Hello again, Stefanie here chatting about when to use black and white photos and when to use colour.
I have to confess that I take all my photos in colour and that I prefer using them in colour. When choosing a kit to go with my photos, I select based on the colour pallete. When the colours clash too much and make me want to twitch, my first step is to change the photos to black and white using the conversion in photoshop elements, I sometimes boost the contrast – making the whites lighter and the blacks darker. This adds a little more drama. Removing the colour from photos can remove contrasting eye sores in the back ground but it also plays up the textural elements within the image, as well as creating a mood, one of timelessness or years gone by, a classic portrait always looks great in black and white.
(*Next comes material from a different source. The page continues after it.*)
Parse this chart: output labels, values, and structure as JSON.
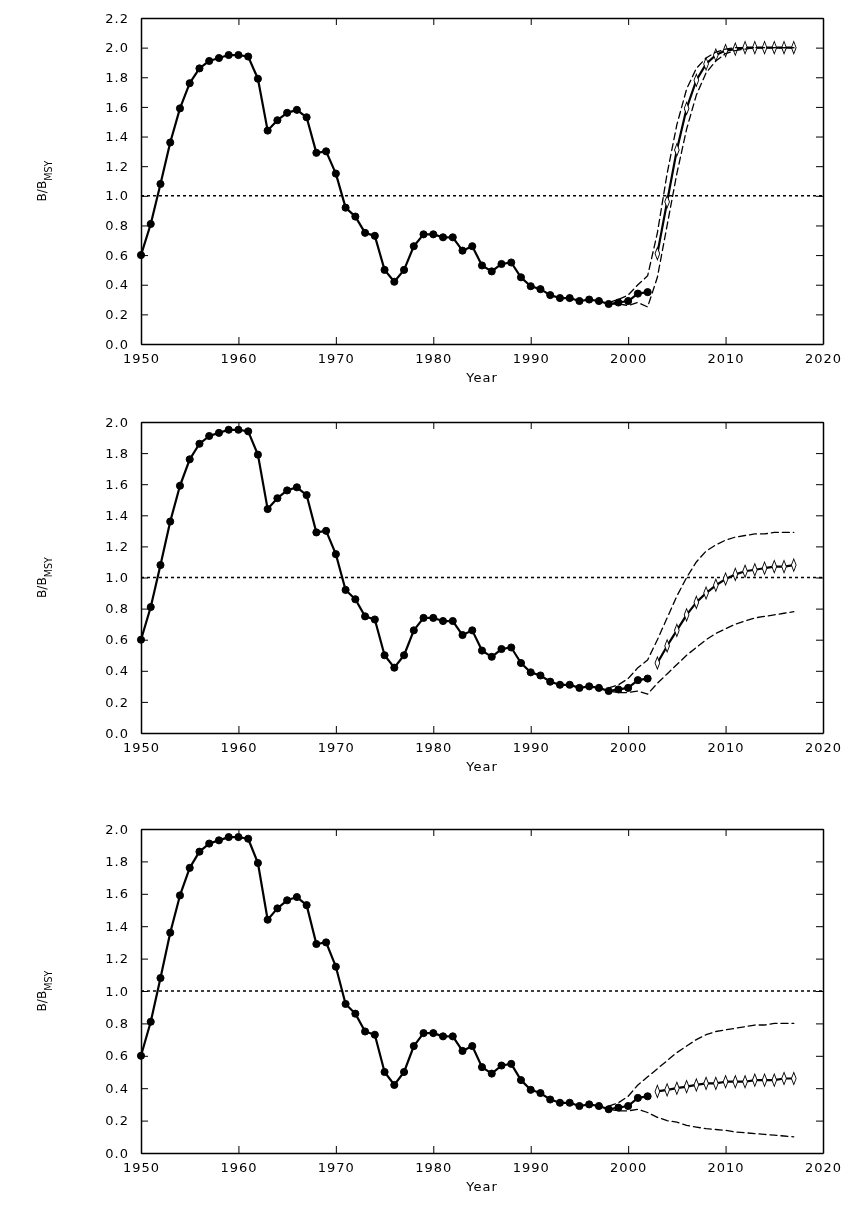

This layout of hubby changing the wall colour of our daughter’s bedroom has to be in colour. The whole story of the layout is about saying goodbye to the bright pink of a few years ago and her wanting a new sophisticated colour scheme. Kit is Just be Happy by Digital Scrapbook Ingredients.
I converted the two portrait photos in this layout to black and white, but when I compared them side by side I felt that losing the colour drew the attention to the food and not to the people, which kinda defeated the object, as spending time together was the subject of the layout, not what we were eating. When I examined the photos, I saw that the colours we are wearing actually contrasted very well from the back ground of the venue, so I decided to leave the colour photos as they were. Kit is A fresh Start by Digital Scrapbook Ingredients.
This layout is about the flowers that hubby surprised me with. As the flowers were the subject of the layout I wanted to show him and them off and chose to let our portrait be in black and white so that the viewer takes them in as secondary and I love it this way. Kit is Beautiful you by Digital Scrapbook Ingredients (retired).